In 1967, the Beatles released "Sergeant Pepper's Lonely Heart's Club Band," and a small chain of fast-food sandwich joints opened in Orlando. Called Beefy King, they were going to give the Arby's and MacDonald's of the world a run for their money.

It didn't work out; after peaking with six local outlets, Beefy King faltered and began to close up shops. Eventually, only one remained, stranded on Bumby Avenue, cut off from any franchise network. But in a spirited display of entrepreneurial hardheadedness, this Beefy King refused to die. It went private, expanded its menu and thrived, becoming a local legend blessed with the kind of dedicated following usually reserved for Apple computers and Volkswagens.

What's the Beefy King secret? I say it's their steamers. Every time a Beefy King sandwich is ordered, the meat is seasoned and heated over a steam vent, which serves to moisten the meat and bring out its natural juices. The sandwiches are then wrapped and served immediately, so there's no wait under an intense heat lamp.

All the sandwiches are served hot on a freshly baked sesame-seed kaiser roll, which also benefits from the steaming process. And because the steam method is so effective at coaxing out the flavors in any meat, it's rarely necessary to add ketchup or barbecue sauce – though both are available.
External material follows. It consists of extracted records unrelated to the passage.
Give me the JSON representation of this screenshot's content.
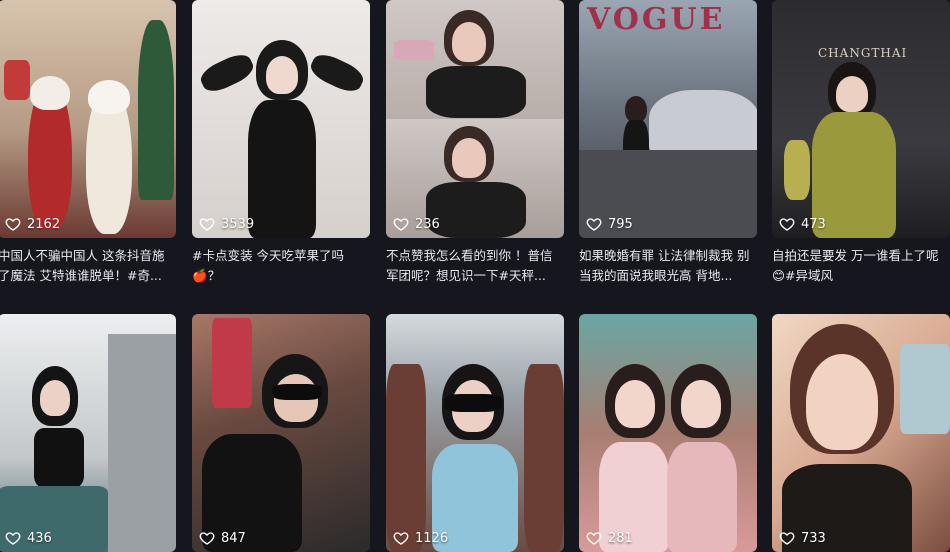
{
  "accent": "#ffffff",
  "background": "#16161e",
  "cards": [
    {
      "likes": "2162",
      "caption": "中国人不骗中国人 这条抖音施了魔法 艾特谁谁脱单！#奇...",
      "bg": [
        "#c9b29a",
        "#7a4a3a"
      ],
      "icon": "heart-icon"
    },
    {
      "likes": "3539",
      "caption": "#卡点变装 今天吃苹果了吗🍎？",
      "bg": [
        "#e8e4e2",
        "#b8b0aa"
      ],
      "icon": "heart-icon"
    },
    {
      "likes": "236",
      "caption": "不点赞我怎么看的到你 ！普信军团呢？想见识一下#天秤...",
      "bg": [
        "#c8c0bc",
        "#8a7f7c"
      ],
      "icon": "heart-icon"
    },
    {
      "likes": "795",
      "caption": "如果晚婚有罪 让法律制裁我 别当我的面说我眼光高 背地...",
      "bg": [
        "#6e7682",
        "#3a3e46"
      ],
      "icon": "heart-icon",
      "overlay_text": "VOGUE"
    },
    {
      "likes": "473",
      "caption": "自拍还是要发 万一谁看上了呢😊#异域风",
      "bg": [
        "#3c3c40",
        "#1e1e22"
      ],
      "icon": "heart-icon",
      "overlay_text": "CHANGTHAI"
    },
    {
      "likes": "436",
      "caption": "",
      "bg": [
        "#e6e8ea",
        "#8a9298"
      ],
      "icon": "heart-icon"
    },
    {
      "likes": "847",
      "caption": "",
      "bg": [
        "#8a6a5a",
        "#2a2a2a"
      ],
      "icon": "heart-icon"
    },
    {
      "likes": "1126",
      "caption": "",
      "bg": [
        "#c0c6cc",
        "#6a4a40"
      ],
      "icon": "heart-icon"
    },
    {
      "likes": "281",
      "caption": "",
      "bg": [
        "#6a9a9a",
        "#c05a5a"
      ],
      "icon": "heart-icon"
    },
    {
      "likes": "733",
      "caption": "",
      "bg": [
        "#e8c8b0",
        "#8a5a48"
      ],
      "icon": "heart-icon"
    }
  ]
}
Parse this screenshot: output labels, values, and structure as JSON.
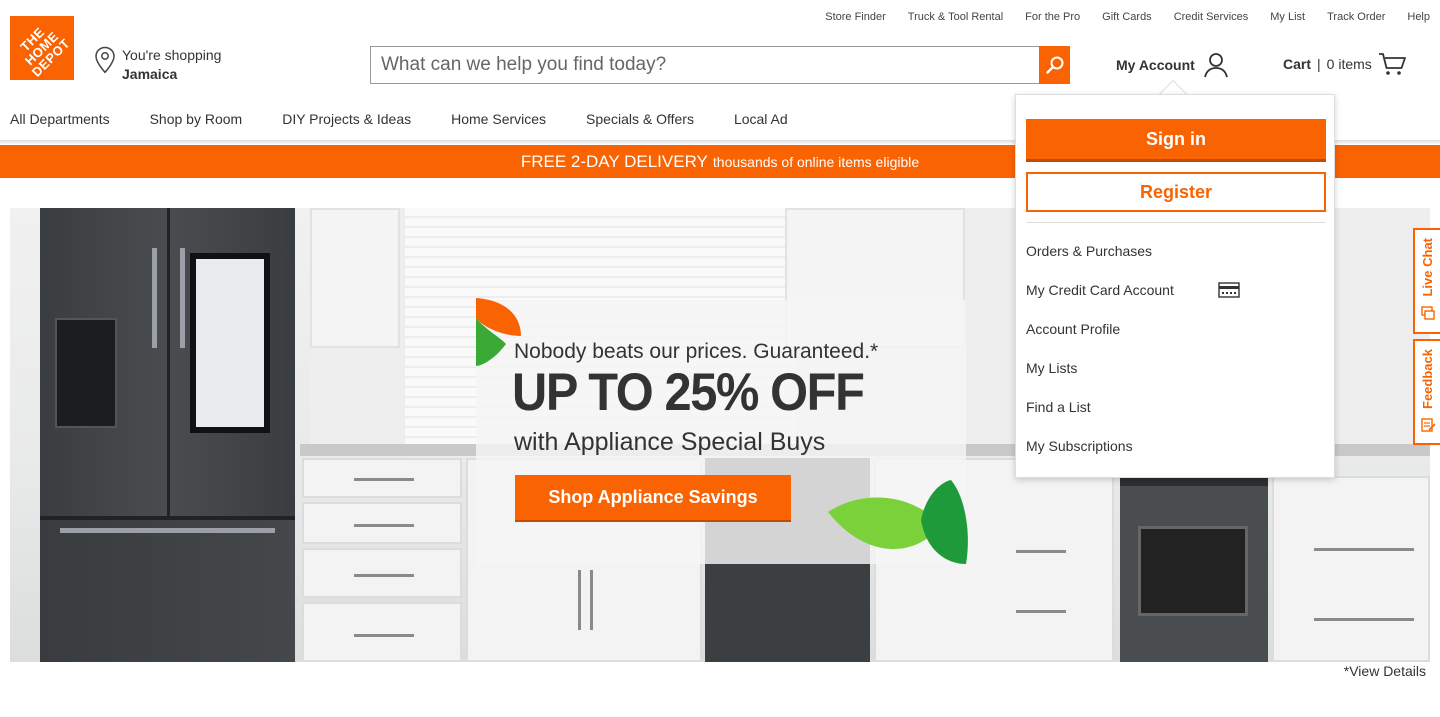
{
  "utility_links": [
    "Store Finder",
    "Truck & Tool Rental",
    "For the Pro",
    "Gift Cards",
    "Credit Services",
    "My List",
    "Track Order",
    "Help"
  ],
  "logo": {
    "text": "THE\nHOME\nDEPOT",
    "color": "#f96302"
  },
  "store": {
    "label": "You're shopping",
    "name": "Jamaica",
    "icon": "location-pin-icon"
  },
  "search": {
    "placeholder": "What can we help you find today?",
    "icon": "search-icon"
  },
  "account": {
    "label": "My Account",
    "icon": "user-icon"
  },
  "cart": {
    "label": "Cart",
    "separator": "|",
    "count": "0 items",
    "icon": "cart-icon"
  },
  "nav": [
    "All Departments",
    "Shop by Room",
    "DIY Projects & Ideas",
    "Home Services",
    "Specials & Offers",
    "Local Ad"
  ],
  "promo": {
    "big": "FREE 2-DAY DELIVERY",
    "small": "thousands of online items eligible"
  },
  "hero": {
    "tagline": "Nobody beats our prices. Guaranteed.*",
    "headline": "UP TO 25% OFF",
    "sub": "with Appliance Special Buys",
    "cta": "Shop Appliance Savings",
    "details": "*View Details"
  },
  "side_tabs": {
    "chat": "Live Chat",
    "feedback": "Feedback"
  },
  "dropdown": {
    "sign_in": "Sign in",
    "register": "Register",
    "items": [
      "Orders & Purchases",
      "My Credit Card Account",
      "Account Profile",
      "My Lists",
      "Find a List",
      "My Subscriptions"
    ]
  },
  "colors": {
    "brand": "#f96302",
    "text": "#333333"
  }
}
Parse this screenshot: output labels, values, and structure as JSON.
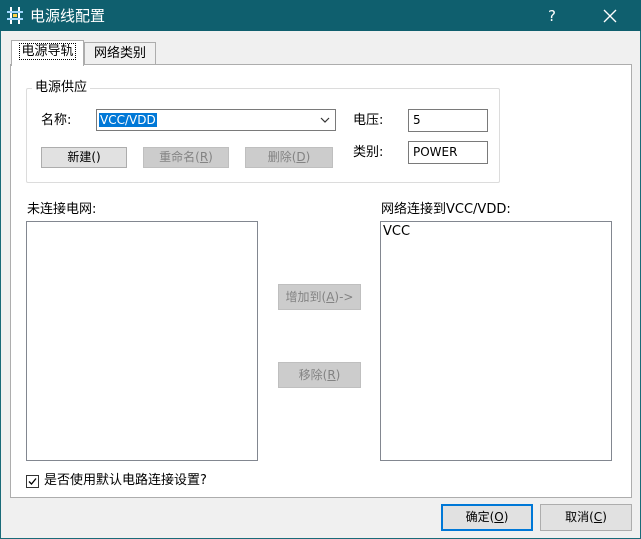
{
  "window": {
    "title": "电源线配置",
    "help_glyph": "?",
    "icon": "power-rail-icon"
  },
  "tabs": [
    {
      "label": "电源导轨",
      "active": true
    },
    {
      "label": "网络类别",
      "active": false
    }
  ],
  "power_supply": {
    "group_title": "电源供应",
    "name_label": "名称:",
    "name_value": "VCC/VDD",
    "voltage_label": "电压:",
    "voltage_value": "5",
    "category_label": "类别:",
    "category_value": "POWER",
    "new_button": "新建()",
    "rename_button": {
      "text": "重命名(",
      "key": "R",
      "tail": ")"
    },
    "delete_button": {
      "text": "删除(",
      "key": "D",
      "tail": ")"
    }
  },
  "unconnected": {
    "label": "未连接电网:",
    "items": []
  },
  "connected": {
    "label": "网络连接到VCC/VDD:",
    "items": [
      "VCC"
    ]
  },
  "middle_buttons": {
    "add": {
      "text": "增加到(",
      "key": "A",
      "tail": ")->"
    },
    "remove": {
      "text": "移除(",
      "key": "R",
      "tail": ")"
    }
  },
  "default_checkbox": {
    "label": "是否使用默认电路连接设置?",
    "checked": true
  },
  "footer": {
    "ok": {
      "text": "确定(",
      "key": "O",
      "tail": ")"
    },
    "cancel": {
      "text": "取消(",
      "key": "C",
      "tail": ")"
    }
  },
  "colors": {
    "titlebar": "#0f5f6e",
    "focus": "#0078d7",
    "selection": "#0078d7"
  }
}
This made-to-order system is slower than the prefabricated strategy that takes place at most big-name fast-food chains. Beefy King makes up for the time with a large and highly efficient crew, who shame the dunderheads serving burgers at those places. No doubt, corporate experts would cringe upon seeing the Beefy King counter folks writing out all orders by hand on paper, but the lines appear to move as fast or faster than any.

Rightfully reigning at the top of the Beefy King food chain is roast beef, cooked fresh daily and simply delicious. Also on the standard sandwich menu are ham and cheese, turkey breast, pastrami and cheese, corned beef, barbecue beef and barbecue pork. Prices range from $2 for a junior to $4 for an extra large.
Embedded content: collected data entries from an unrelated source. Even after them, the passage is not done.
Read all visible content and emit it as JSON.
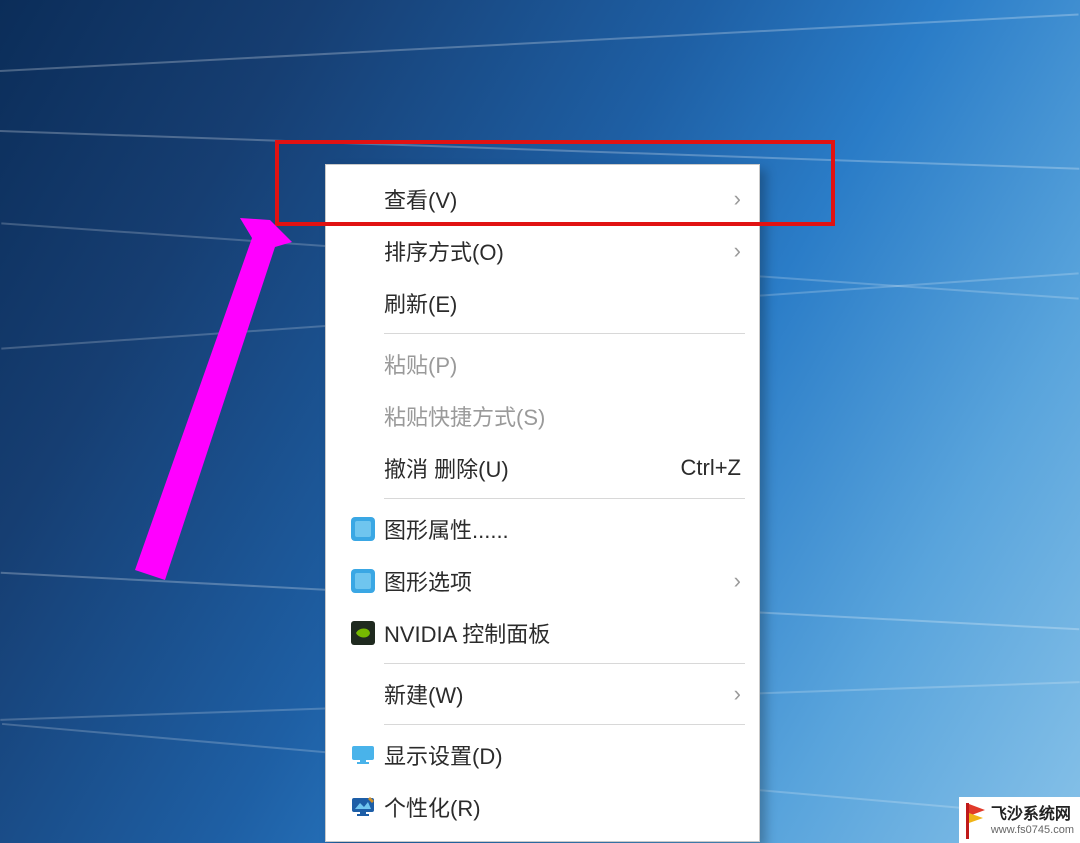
{
  "menu": {
    "items": [
      {
        "name": "menu-view",
        "label": "查看(V)",
        "icon": null,
        "submenu": true,
        "disabled": false,
        "shortcut": null
      },
      {
        "name": "menu-sort",
        "label": "排序方式(O)",
        "icon": null,
        "submenu": true,
        "disabled": false,
        "shortcut": null
      },
      {
        "name": "menu-refresh",
        "label": "刷新(E)",
        "icon": null,
        "submenu": false,
        "disabled": false,
        "shortcut": null
      },
      {
        "separator": true
      },
      {
        "name": "menu-paste",
        "label": "粘贴(P)",
        "icon": null,
        "submenu": false,
        "disabled": true,
        "shortcut": null
      },
      {
        "name": "menu-paste-shortcut",
        "label": "粘贴快捷方式(S)",
        "icon": null,
        "submenu": false,
        "disabled": true,
        "shortcut": null
      },
      {
        "name": "menu-undo-delete",
        "label": "撤消 删除(U)",
        "icon": null,
        "submenu": false,
        "disabled": false,
        "shortcut": "Ctrl+Z"
      },
      {
        "separator": true
      },
      {
        "name": "menu-graphics-properties",
        "label": "图形属性......",
        "icon": "intel-icon",
        "submenu": false,
        "disabled": false,
        "shortcut": null
      },
      {
        "name": "menu-graphics-options",
        "label": "图形选项",
        "icon": "intel-icon",
        "submenu": true,
        "disabled": false,
        "shortcut": null
      },
      {
        "name": "menu-nvidia",
        "label": "NVIDIA 控制面板",
        "icon": "nvidia-icon",
        "submenu": false,
        "disabled": false,
        "shortcut": null
      },
      {
        "separator": true
      },
      {
        "name": "menu-new",
        "label": "新建(W)",
        "icon": null,
        "submenu": true,
        "disabled": false,
        "shortcut": null
      },
      {
        "separator": true
      },
      {
        "name": "menu-display-settings",
        "label": "显示设置(D)",
        "icon": "monitor-icon",
        "submenu": false,
        "disabled": false,
        "shortcut": null
      },
      {
        "name": "menu-personalize",
        "label": "个性化(R)",
        "icon": "personalize-icon",
        "submenu": false,
        "disabled": false,
        "shortcut": null
      }
    ]
  },
  "chevron_glyph": "›",
  "annotation": {
    "highlight_target": "menu-view",
    "arrow_color": "#ff00ff"
  },
  "watermark": {
    "title": "飞沙系统网",
    "url": "www.fs0745.com"
  }
}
Along with the roast beef (which I adore with melted cheese), my favorites are the savory pastrami and cheese, and the turkey breast, which is a revelation. When I can't make a choice, I order junior sandwiches of all three.

The barbecue options are all OK, but it's easy to get barbecue this good at other places, too.

On the side, choices are limited: unexceptional salads, "Beefy spuds" (tater tots) and onion rings. The spuds are fine, but your best bet is to just order another sandwich and revel in the beauty of this mighty little sandwich shop that has survived for 33 years by doing it better than all the big players. Simple, focused quality – now there's a lesson everyone should learn.